A successful digital twin requires accurate, abundant, real-time data. Previously, managing this volume of data has been challenging. However, advancements in AI LLMs (large language models) have revolutionised this process. These models can distil crucial information, facilitating efficient data transfer and processing for digital twins. This enhances their utility and effectiveness.

As consulting firm McKinsey highlighted, “The symbiotic relationship between digital twins and Gen AI increases their combined scalability, accessibility, and affordability. This new frontier will allow innovative and dynamic organisations to improve their advantage”. Companies at the forefront here include Dassault, Altair, Siemens, Aveva (a subsidiary of Schneider), and Autodesk.

abrdn’s investment philosophy and research platform are well-placed to take advantage of the diffusion in AI 

The key to successful thematic investing is understanding where value will materialise within the most powerful global growth themes. It’s crucial to distinguish between growth and value creation. We focus on the latter, especially as capex spreads throughout the AI value chain. 

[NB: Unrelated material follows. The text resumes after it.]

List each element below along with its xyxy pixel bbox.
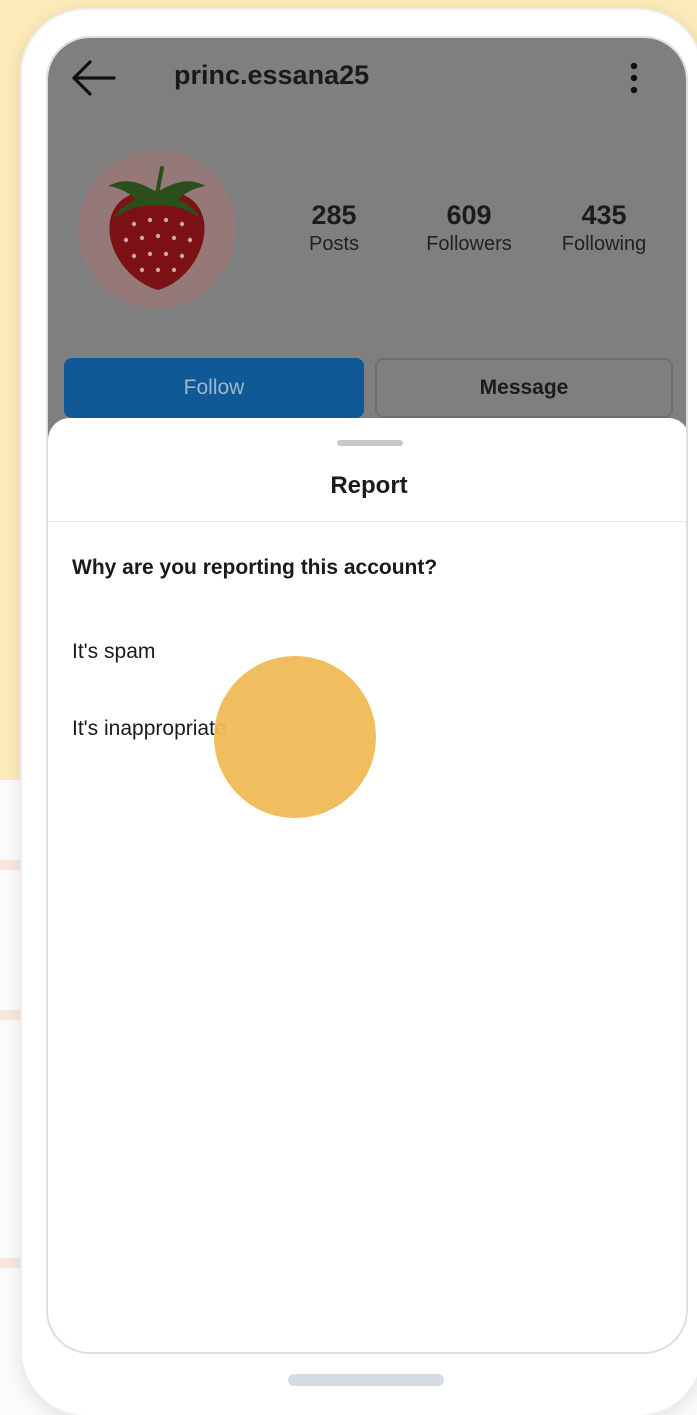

The companies we’ve discussed predominantly operate in consolidated markets, distinguishing themselves as ‘serial value-creators’. Their quality business models enable them to capture an outsized share of the economic gains, particularly as themes expand and evolve. 

In our view, AI will not be the preserve of large caps forever, with smaller players coming to the fore. This is an opportunity for those with capabilities to invest across the market-cap spectrum and various geographies. 

Our research expertise in sustainable, small-cap and emerging markets investing means we’re ideally placed to build thematic portfolios that identify value-creators in the most important global themes. This includes those driving the next stage of the AI revolution.